By building on established methods to extract a broad set of clinically informed phenotypes—grounded in peer-reviewed literature and extending the range of cardiac features across multiple CMR modalities—this pipeline targets gaps in imaging–genetics research. Most of these phenotypes have established reference ranges, which supports large-scale analyses including risk stratification, disease subtyping, and multi-organ integration.

This documentation has four aims: (i) to summarise the multimodal CMR pipeline for phenotype extraction; (ii) to give the cardiological background needed to interpret the features; (iii) to unify style and terminology across diverse clinical measures; and (iv) to motivate downstream analyses such as genome-wide association studies (GWAS) and phenome-wide association studies (PheWAS). Together, these aims support reproducible research and broader translational use of large-scale CMR imaging.

References

  1. Bai, W., et al. (2018). Automated cardiovascular magnetic resonance image analysis with fully convolutional networks. Journal of Cardiovascular Magnetic Resonance, 20(1), 65.

  2. Bai, W., et al. (2018). Recurrent neural networks for aortic image sequence segmentation with sparse annotations. In MICCAI 2018 (pp. 586–594). Springer.

  3. Bai, W., et al. (2020). A population-based phenome-wide association study of cardiac and aortic structure and function. Nature Medicine, 26(10), 1654–1662.

  4. Ferdian, E., et al. (2020). Fully automated myocardial strain estimation from cardiovascular MRI–tagged images using a deep learning framework in the UK Biobank. Radiology: Cardiothoracic Imaging, 2(1), e190032.

  5. Puyol-Antón, E., et al. (2020). Automated quantification of myocardial tissue characteristics from native T1 mapping using neural networks with uncertainty-based quality-control. Journal of Cardiovascular Magnetic Resonance, 22(1), 60.

  6. Beeche, C., et al. (2025). Early vascular aging determined by 3-dimensional aortic geometry: genetic determinants and clinical consequences. Circulation, 152(11), 748–761.

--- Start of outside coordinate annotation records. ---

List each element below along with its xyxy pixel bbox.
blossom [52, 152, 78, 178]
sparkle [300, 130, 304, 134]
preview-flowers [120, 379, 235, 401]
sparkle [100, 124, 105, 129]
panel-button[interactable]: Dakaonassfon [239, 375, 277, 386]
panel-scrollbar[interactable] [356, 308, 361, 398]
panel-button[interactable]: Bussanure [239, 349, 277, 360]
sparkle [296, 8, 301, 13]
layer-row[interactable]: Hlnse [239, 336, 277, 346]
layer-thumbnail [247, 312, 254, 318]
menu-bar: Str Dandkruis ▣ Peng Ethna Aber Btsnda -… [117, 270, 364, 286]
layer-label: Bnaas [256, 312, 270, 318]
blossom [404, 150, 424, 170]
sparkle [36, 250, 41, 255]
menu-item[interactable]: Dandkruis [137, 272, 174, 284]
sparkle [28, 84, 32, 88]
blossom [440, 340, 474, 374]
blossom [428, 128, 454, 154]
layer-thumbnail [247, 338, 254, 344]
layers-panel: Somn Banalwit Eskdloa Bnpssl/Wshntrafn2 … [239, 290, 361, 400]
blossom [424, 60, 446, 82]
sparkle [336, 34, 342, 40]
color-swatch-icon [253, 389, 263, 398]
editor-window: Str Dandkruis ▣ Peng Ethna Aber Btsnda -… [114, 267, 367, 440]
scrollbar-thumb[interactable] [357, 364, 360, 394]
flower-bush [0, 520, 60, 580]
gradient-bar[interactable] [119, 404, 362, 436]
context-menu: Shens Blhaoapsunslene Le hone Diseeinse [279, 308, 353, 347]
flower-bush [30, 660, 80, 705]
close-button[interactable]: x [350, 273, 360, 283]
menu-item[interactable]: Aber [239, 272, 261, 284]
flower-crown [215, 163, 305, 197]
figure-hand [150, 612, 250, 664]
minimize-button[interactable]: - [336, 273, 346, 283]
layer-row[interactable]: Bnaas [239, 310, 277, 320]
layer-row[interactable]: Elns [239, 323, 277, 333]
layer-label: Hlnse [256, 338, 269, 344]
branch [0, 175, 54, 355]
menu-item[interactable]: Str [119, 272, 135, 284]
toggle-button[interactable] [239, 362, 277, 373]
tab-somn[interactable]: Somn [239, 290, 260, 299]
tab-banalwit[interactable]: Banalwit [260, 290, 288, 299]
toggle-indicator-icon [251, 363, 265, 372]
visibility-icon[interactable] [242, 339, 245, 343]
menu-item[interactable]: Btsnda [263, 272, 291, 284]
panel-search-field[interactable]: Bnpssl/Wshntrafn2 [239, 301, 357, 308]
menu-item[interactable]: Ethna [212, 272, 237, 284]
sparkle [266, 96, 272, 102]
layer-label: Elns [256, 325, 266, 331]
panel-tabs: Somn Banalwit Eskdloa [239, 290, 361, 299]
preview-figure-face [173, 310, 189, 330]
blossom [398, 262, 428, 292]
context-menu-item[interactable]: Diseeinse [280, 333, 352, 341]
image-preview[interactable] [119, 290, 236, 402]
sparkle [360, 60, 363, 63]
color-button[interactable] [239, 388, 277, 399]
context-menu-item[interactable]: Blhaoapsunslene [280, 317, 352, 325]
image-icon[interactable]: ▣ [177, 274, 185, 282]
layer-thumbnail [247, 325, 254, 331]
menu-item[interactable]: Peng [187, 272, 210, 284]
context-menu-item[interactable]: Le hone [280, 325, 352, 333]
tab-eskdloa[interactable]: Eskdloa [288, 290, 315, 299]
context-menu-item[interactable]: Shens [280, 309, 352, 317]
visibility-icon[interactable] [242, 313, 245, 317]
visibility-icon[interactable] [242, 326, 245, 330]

  7. Christensen, M., et al. (2024). Vision–language foundation model for echocardiogram interpretation. Nature Medicine, 30(5), 1481–1488.

  8. Liu, R., et al. (2024). Teach multimodal LLMs to comprehend electrocardiographic images. arXiv:2410.19008.

  9. Zhang, Y., et al. (2025). Towards cardiac MRI foundation models: comprehensive visual–tabular representations for whole-heart assessment and beyond. Medical Image Analysis, 106, 103756.